The melodic structure of a "Gregorian" Psalm "Tone" of early date conveys the strongest possible suggestion—if not actual evidence—of such a system of monotonic recitation having been tried and improved upon, because apparently it did not meet the necessities of community or congregational recitation. Reading between the lines, it can easily be seen that the love of variety, the craving for melody however simple, the desire not to unduly wear out the voice by continually singing upon only one note, led to the "inflection" of the monotonic recitation as a necessary vocal relief. Such inflection was easily obtained by causing the voice at the middle and end of every psalm-verse to wander away from the monotone to some adjacent scale-degree.

The Annotated Book of Common Prayer similarly notes that (according to Saint Augustine) Saint Athanasius discouraged variance in note in liturgical recitation, but that eventual modulation of the note led to the development of plainsong.

In Māori Christian services in Auckland, New Zealand, the Ten Commandments and the Psalms are sung in a responsorial style called waiata (the Māori word for song), with monotonic chanting alternating between the minister and the congregation. Some of the congregation may sing at the interval of a third above the others, and sometimes a few of the women will add a fourth below, producing a constant second-inversion triad. The end of each phrase is marked by a descending glissando.

==Art music==
Monotonic passages are also used in art music for stylistic effect. In Schubert's Death and the Maiden, the character of Death generally employs monotonic recitation, described by one scholar as depicting "an inanimate being incapable of the lyricism of the living." In La gazza ladra (1817), Rossini represents Ninetta's simplicity and innocence with an almost monotone declamation at "A mio nome deh consegna questo anello", whereas in the Wolf's Glen scene of Der Freischütz (1821), Weber characterizes the powers of evil by having the invisible spirits sing in monotone, and denies song entirely to Samiel and, finally, also to Max as he succumbs to Samiel's power. Another use of the monotonic scale occurs in the first piece of György Ligeti's Musica ricercata, which almost exclusively employs the note A played in a variety of different techniques.

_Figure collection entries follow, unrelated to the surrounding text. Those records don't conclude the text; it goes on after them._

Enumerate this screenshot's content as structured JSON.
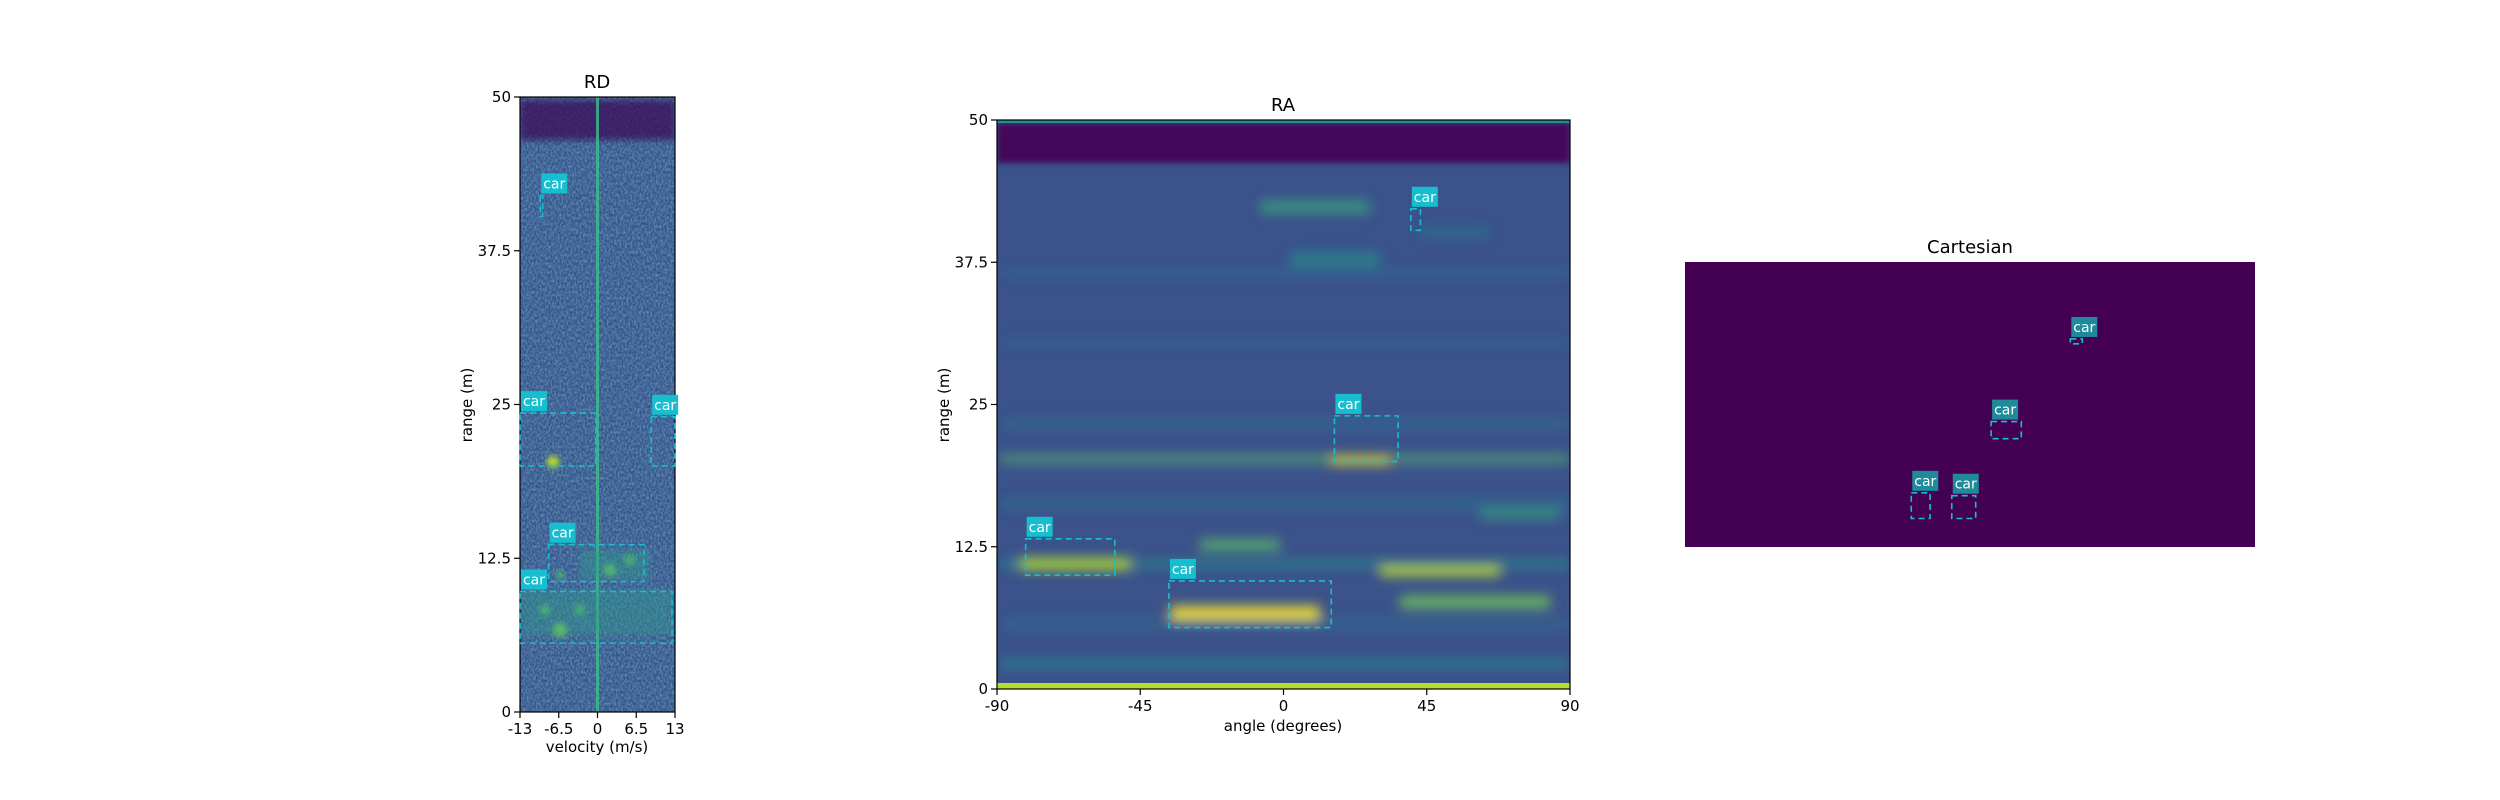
{
  "colors": {
    "box": "#17becf",
    "label_bg": "#17becf",
    "label_bg_cartesian": "#1f8a9a",
    "viridis_dark": "#440154",
    "viridis_blue": "#3b528b",
    "viridis_teal": "#21918c",
    "viridis_green": "#5ec962",
    "viridis_yellow": "#fde725"
  },
  "chart_data": [
    {
      "id": "rd",
      "type": "heatmap",
      "title": "RD",
      "xlabel": "velocity (m/s)",
      "ylabel": "range (m)",
      "xlim": [
        -13,
        13
      ],
      "ylim": [
        0,
        50
      ],
      "xticks": [
        {
          "value": -13,
          "label": "-13"
        },
        {
          "value": -6.5,
          "label": "-6.5"
        },
        {
          "value": 0,
          "label": "0"
        },
        {
          "value": 6.5,
          "label": "6.5"
        },
        {
          "value": 13,
          "label": "13"
        }
      ],
      "yticks": [
        {
          "value": 0,
          "label": "0"
        },
        {
          "value": 12.5,
          "label": "12.5"
        },
        {
          "value": 25,
          "label": "25"
        },
        {
          "value": 37.5,
          "label": "37.5"
        },
        {
          "value": 50,
          "label": "50"
        }
      ],
      "detections": [
        {
          "label": "car",
          "x0": -9.6,
          "x1": -9.2,
          "y0": 40.3,
          "y1": 42.0
        },
        {
          "label": "car",
          "x0": -13.0,
          "x1": -0.3,
          "y0": 20.0,
          "y1": 24.3
        },
        {
          "label": "car",
          "x0": 9.0,
          "x1": 13.0,
          "y0": 20.0,
          "y1": 24.0
        },
        {
          "label": "car",
          "x0": -8.2,
          "x1": 7.8,
          "y0": 10.6,
          "y1": 13.6
        },
        {
          "label": "car",
          "x0": -13.0,
          "x1": 12.5,
          "y0": 5.6,
          "y1": 9.8
        }
      ]
    },
    {
      "id": "ra",
      "type": "heatmap",
      "title": "RA",
      "xlabel": "angle (degrees)",
      "ylabel": "range (m)",
      "xlim": [
        -90,
        90
      ],
      "ylim": [
        0,
        50
      ],
      "xticks": [
        {
          "value": -90,
          "label": "-90"
        },
        {
          "value": -45,
          "label": "-45"
        },
        {
          "value": 0,
          "label": "0"
        },
        {
          "value": 45,
          "label": "45"
        },
        {
          "value": 90,
          "label": "90"
        }
      ],
      "yticks": [
        {
          "value": 0,
          "label": "0"
        },
        {
          "value": 12.5,
          "label": "12.5"
        },
        {
          "value": 25,
          "label": "25"
        },
        {
          "value": 37.5,
          "label": "37.5"
        },
        {
          "value": 50,
          "label": "50"
        }
      ],
      "detections": [
        {
          "label": "car",
          "x0": 40,
          "x1": 43,
          "y0": 40.3,
          "y1": 42.2
        },
        {
          "label": "car",
          "x0": 16,
          "x1": 36,
          "y0": 20.0,
          "y1": 24.0
        },
        {
          "label": "car",
          "x0": -81,
          "x1": -53,
          "y0": 10.0,
          "y1": 13.2
        },
        {
          "label": "car",
          "x0": -36,
          "x1": 15,
          "y0": 5.4,
          "y1": 9.5
        }
      ]
    },
    {
      "id": "cartesian",
      "type": "heatmap",
      "title": "Cartesian",
      "detections": [
        {
          "label": "car",
          "x0": 0.676,
          "x1": 0.697,
          "y0": 0.27,
          "y1": 0.287
        },
        {
          "label": "car",
          "x0": 0.537,
          "x1": 0.59,
          "y0": 0.56,
          "y1": 0.62
        },
        {
          "label": "car",
          "x0": 0.397,
          "x1": 0.43,
          "y0": 0.81,
          "y1": 0.9
        },
        {
          "label": "car",
          "x0": 0.468,
          "x1": 0.51,
          "y0": 0.82,
          "y1": 0.9
        }
      ]
    }
  ]
}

Art songs where the vocal part is sung entirely in monotone include Gioachino Rossini's "Adieux à la vie! (Élégie sur une seule note)" from Volume 2 of Péchés de vieillesse, and Peter Cornelius's "Ein Ton" from his song cycle Trauer und Trost (Op. 3, No. 3). In his opera Ciro in Babilonia, Rossini also wrote a monotone aria "Chi disprezza gl'infelici" for Anna Savinelli, who sang the role of Argene and, according to Rossini, had only one good note in her range.